We will inject the ComputervisionService in the constructor of the OcrComponent and set a message and the value for the maximum image size allowed inside the constructor.

We will invoke the getAvailableLanguage method of our service in the ngOnInit and store the result in an array of type AvailableLanguage.

The uploadImage method will be invoked upon uploading an image. We will check if the uploaded file is a valid image and within the allowed size limit. We will process the image data using a FileReader object. The readAsDataURL method will read the contents of the uploaded file. Upon successful completion of the read operation, the reader.onload event will be triggered. The value of imagePreview will be set to the result returned by the fileReader object, which is of type ArrayBuffer.

Inside the GetText method, we will append the image file to a variable for type FormData. We will invoke the getTextFromImage of the service and bind the result to an object of type OcrResult. We will search for the language name from the array, based on the language code returned from the service. If the language code is not found, we will set the language as unknown.

We will add the styling for the text area in ocr.component.css as shown below.

.preview-image {
    max-height: 300px;
    max-width: 300px;
}
.image-container {
    display: flex;
    padding: 15px;
    align-content: center;
    align-items: center;
    justify-content: center;
    border: 2px dashed skyblue;
}

Adding the links in Nav Menu

We will add the navigation links for our components in the nav menu.
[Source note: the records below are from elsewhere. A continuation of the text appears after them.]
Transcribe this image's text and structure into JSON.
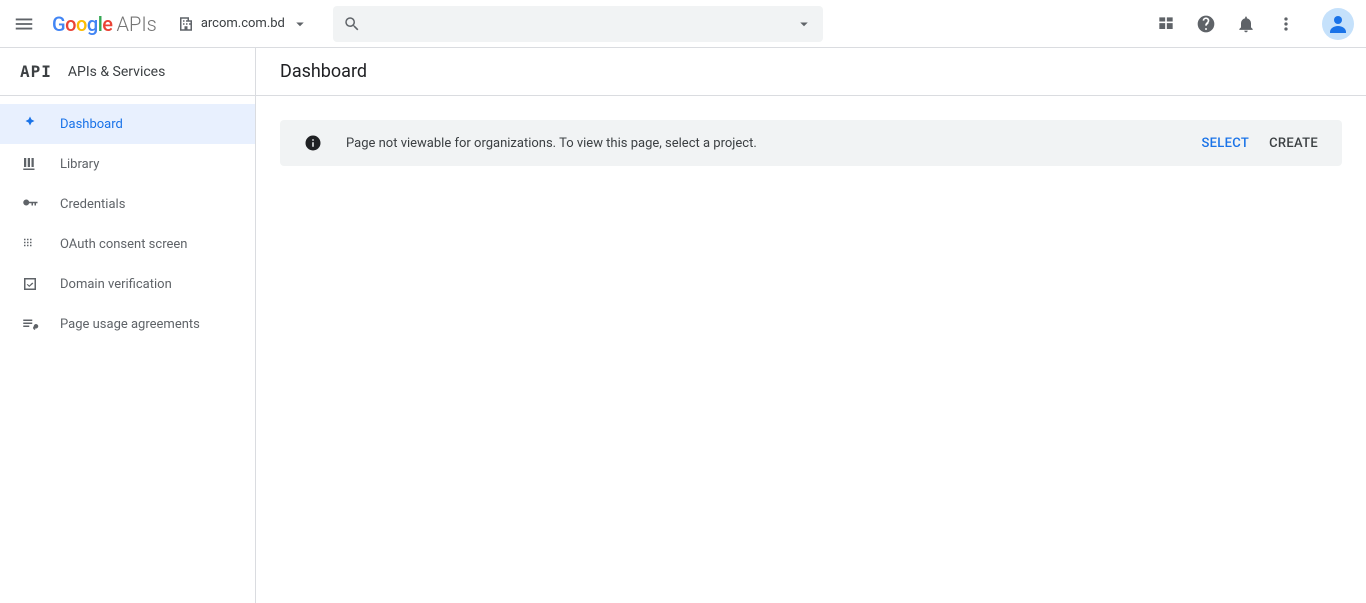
{
  "header": {
    "logo_apis": "APIs",
    "project_name": "arcom.com.bd",
    "search_placeholder": ""
  },
  "sidebar": {
    "badge": "API",
    "title": "APIs & Services",
    "items": [
      {
        "label": "Dashboard"
      },
      {
        "label": "Library"
      },
      {
        "label": "Credentials"
      },
      {
        "label": "OAuth consent screen"
      },
      {
        "label": "Domain verification"
      },
      {
        "label": "Page usage agreements"
      }
    ]
  },
  "main": {
    "title": "Dashboard",
    "banner": {
      "message": "Page not viewable for organizations. To view this page, select a project.",
      "select_label": "SELECT",
      "create_label": "CREATE"
    }
  }
}
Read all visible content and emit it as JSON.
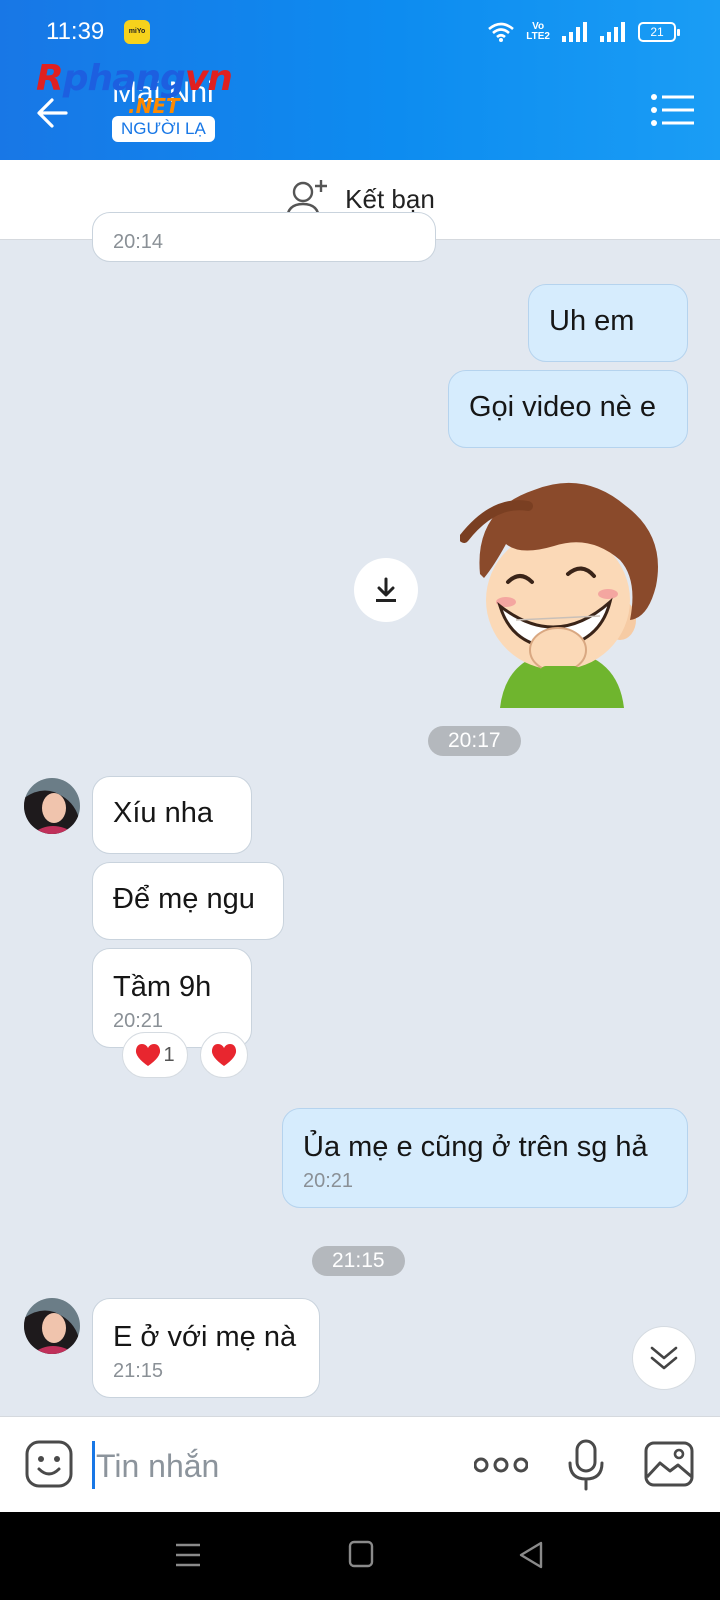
{
  "status_bar": {
    "time": "11:39",
    "app_badge": "miYo",
    "volte": "Vo\nLTE2",
    "battery": "21"
  },
  "header": {
    "contact_name": "Mai Nhi",
    "stranger_label": "NGƯỜI LẠ"
  },
  "watermark": {
    "main_a": "R",
    "main_b": "phang",
    "main_c": "vn",
    "net": ".NET"
  },
  "friend_bar": {
    "label": "Kết bạn"
  },
  "messages": [
    {
      "time": "20:14"
    },
    {
      "text": "Uh em"
    },
    {
      "text": "Gọi video nè e"
    },
    {
      "text": "Xíu nha"
    },
    {
      "text": "Để mẹ ngu"
    },
    {
      "text": "Tầm 9h",
      "time": "20:21"
    },
    {
      "text": "Ủa mẹ e cũng ở trên sg hả",
      "time": "20:21"
    },
    {
      "text": "E ở với mẹ nà",
      "time": "21:15"
    }
  ],
  "separators": [
    "20:17",
    "21:15"
  ],
  "reactions": [
    {
      "emoji": "heart",
      "count": "1"
    },
    {
      "emoji": "heart"
    }
  ],
  "input": {
    "placeholder": "Tin nhắn"
  },
  "colors": {
    "header_start": "#1877e6",
    "header_end": "#1a9df5",
    "outgoing_bubble": "#d6ecfd",
    "incoming_bubble": "#ffffff",
    "background": "#e2e8f0"
  }
}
Open nav-menu.component.html and remove the links for Counter and Fetch data components. Add the following lines to the list of navigation links.

<li class="nav-item" [routerLinkActive]="['link-active']">
    <a class="nav-link text-dark" routerLink='/computer-vision-ocr'>Computer Vision</a>
</li>

Execution Demo

Press F5 to launch the application. Click on the Computer Vision button on the nav menu at the top. You can upload an image and extract the text from the image as shown in the image below.

ngComputerVision

Summary

We have created an optical character recognition (OCR) application using Angular and the Computer Vision Azure Cognitive Service. The application can extract the printed text from the uploaded image and recognize the language of the text. The OCR API of the Computer Vision is used which can recognize text in 25 languages.

Get the Source code from GitHub and play around to better understand.